Bulan ini, tepat delapan tahun lalu saya sampai di Belanda (Cerita Delapan Tahun Lalu). Memulai hidup baru sebagai imigran cinta. Meraba – raba harus mulai darimana. Semua nampak membingungkan di negara yang baru, yang hanya pernah saya kunjungi sebelumnya selama 2 minggu sebagai turis. Semua nampak samar – samar, apa yang harus saya lakukan di sini. Delapan tahun lalu, nyaris saya kehilangan identitas diri dan seringkali frustasi kenapa mencari pekerjaan sebegitu susahnya dan perkara bahasa serta cuaca tak kalah ruwetnya.
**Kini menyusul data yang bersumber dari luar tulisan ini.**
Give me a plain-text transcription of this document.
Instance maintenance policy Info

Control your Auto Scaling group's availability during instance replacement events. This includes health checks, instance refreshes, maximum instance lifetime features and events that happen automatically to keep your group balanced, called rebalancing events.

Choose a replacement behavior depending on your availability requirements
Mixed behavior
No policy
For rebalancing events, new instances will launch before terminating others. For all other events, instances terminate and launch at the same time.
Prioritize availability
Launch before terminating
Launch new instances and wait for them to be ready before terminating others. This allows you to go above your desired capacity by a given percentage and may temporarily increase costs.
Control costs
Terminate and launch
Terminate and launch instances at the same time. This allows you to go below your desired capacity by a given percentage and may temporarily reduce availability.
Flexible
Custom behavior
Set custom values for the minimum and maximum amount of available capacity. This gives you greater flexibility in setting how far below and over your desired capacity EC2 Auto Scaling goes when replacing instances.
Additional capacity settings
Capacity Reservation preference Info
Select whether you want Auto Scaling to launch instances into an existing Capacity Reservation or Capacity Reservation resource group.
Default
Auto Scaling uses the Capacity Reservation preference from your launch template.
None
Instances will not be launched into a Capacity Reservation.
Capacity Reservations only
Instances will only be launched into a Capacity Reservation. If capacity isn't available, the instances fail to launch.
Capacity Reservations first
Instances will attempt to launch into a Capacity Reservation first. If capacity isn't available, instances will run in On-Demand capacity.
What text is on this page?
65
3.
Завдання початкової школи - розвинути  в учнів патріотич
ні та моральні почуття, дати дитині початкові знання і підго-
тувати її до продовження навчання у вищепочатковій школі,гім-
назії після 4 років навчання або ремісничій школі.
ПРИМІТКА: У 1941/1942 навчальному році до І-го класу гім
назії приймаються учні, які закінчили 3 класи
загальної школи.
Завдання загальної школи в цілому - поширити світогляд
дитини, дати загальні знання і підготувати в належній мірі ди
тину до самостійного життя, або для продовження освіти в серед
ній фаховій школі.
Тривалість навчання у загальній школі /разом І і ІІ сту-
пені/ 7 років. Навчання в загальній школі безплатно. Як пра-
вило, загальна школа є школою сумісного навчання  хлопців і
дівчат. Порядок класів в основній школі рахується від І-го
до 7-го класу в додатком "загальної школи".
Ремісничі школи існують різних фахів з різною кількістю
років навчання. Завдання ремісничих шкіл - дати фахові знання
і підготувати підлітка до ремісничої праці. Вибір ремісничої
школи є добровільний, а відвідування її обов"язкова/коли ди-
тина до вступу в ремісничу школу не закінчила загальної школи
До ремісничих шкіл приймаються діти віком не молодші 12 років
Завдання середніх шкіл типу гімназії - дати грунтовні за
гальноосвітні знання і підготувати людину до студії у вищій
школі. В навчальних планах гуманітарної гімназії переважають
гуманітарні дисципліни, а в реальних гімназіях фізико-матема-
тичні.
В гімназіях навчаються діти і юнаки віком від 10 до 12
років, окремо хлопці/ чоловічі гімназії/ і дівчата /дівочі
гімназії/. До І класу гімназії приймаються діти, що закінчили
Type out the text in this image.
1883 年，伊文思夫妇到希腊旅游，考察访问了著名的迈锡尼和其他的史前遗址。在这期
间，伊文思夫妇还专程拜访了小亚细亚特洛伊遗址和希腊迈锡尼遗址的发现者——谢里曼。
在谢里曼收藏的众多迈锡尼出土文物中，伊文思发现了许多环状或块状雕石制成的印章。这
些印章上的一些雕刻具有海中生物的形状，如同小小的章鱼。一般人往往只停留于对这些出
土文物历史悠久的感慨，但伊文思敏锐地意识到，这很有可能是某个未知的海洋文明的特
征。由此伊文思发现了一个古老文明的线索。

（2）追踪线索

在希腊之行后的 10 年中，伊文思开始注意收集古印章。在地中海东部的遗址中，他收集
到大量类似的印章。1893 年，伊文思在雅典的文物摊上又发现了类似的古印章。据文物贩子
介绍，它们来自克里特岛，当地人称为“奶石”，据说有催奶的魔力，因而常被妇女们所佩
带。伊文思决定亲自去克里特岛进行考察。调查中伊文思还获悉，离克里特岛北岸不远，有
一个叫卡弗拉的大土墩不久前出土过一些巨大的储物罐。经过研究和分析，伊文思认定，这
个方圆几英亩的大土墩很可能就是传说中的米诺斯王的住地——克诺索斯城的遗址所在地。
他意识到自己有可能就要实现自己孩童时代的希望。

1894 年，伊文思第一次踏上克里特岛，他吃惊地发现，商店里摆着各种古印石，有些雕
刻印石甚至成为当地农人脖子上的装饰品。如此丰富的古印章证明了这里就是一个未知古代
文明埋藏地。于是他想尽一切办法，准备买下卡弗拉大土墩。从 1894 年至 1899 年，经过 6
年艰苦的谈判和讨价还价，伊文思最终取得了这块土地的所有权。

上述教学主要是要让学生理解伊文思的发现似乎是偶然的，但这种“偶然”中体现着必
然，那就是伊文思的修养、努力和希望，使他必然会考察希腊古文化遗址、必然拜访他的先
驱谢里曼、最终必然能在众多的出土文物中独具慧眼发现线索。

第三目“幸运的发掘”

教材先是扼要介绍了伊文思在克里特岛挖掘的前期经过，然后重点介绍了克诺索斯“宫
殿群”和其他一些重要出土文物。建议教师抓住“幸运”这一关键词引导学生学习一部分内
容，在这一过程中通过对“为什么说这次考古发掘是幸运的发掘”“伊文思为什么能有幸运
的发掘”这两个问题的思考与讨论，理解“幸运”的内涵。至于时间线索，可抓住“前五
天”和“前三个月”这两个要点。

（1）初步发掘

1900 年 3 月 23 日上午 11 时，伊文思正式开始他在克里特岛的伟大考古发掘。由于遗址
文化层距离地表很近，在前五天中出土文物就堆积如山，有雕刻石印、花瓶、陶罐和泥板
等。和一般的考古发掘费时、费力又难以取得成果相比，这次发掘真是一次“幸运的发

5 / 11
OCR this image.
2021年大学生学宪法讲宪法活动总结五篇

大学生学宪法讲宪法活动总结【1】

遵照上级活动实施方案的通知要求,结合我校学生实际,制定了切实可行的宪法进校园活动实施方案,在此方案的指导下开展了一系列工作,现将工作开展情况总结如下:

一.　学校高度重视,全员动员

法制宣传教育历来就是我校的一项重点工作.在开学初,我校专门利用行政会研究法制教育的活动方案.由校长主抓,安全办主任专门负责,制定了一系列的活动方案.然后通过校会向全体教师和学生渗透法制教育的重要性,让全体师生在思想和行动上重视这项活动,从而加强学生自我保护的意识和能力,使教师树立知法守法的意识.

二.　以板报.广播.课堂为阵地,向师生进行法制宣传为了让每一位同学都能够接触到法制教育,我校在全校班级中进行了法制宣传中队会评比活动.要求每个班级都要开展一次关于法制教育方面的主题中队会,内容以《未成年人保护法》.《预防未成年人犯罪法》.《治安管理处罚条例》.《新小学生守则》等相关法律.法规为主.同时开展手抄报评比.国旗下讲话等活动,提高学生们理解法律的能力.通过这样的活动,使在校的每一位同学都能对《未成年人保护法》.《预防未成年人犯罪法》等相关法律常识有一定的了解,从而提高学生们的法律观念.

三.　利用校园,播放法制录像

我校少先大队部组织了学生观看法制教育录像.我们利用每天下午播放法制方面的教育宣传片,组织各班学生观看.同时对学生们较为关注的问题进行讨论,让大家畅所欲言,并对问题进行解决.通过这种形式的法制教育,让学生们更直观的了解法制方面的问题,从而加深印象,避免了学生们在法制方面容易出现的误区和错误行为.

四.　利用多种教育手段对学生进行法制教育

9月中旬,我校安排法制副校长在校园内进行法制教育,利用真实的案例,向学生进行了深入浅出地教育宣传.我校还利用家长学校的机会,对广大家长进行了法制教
Delapan tahun lalu, saat saya baru selesai sidang S2, mengundurkan diri dari pekerjaan di Indonesia dan dua minggu kemudian terbang ke Belanda, membawa harapan setinggi langit bahwa semuanya akan baik – baik saja. Banyak doa yang saya bawa meskipun tau sebenarnya harus memulai dari langkah awal. Semua tak lagi sama saat masih di Indonesia. Saat hidup saya sudah tertata dengan rapi, saat langkah karier saya sudah mulus tak ada hambatan, saat saya sudah terbiasa menjadi perempuan mandiri baik secara mental, finansial dan fisik selama 13 tahun bekerja. Hidup yang aman damai sentausa. Saya letakkan itu semua dan berusaha keras untuk tak menengok lagi segala kenyamanan hidup yang sudah di genggaman tangan.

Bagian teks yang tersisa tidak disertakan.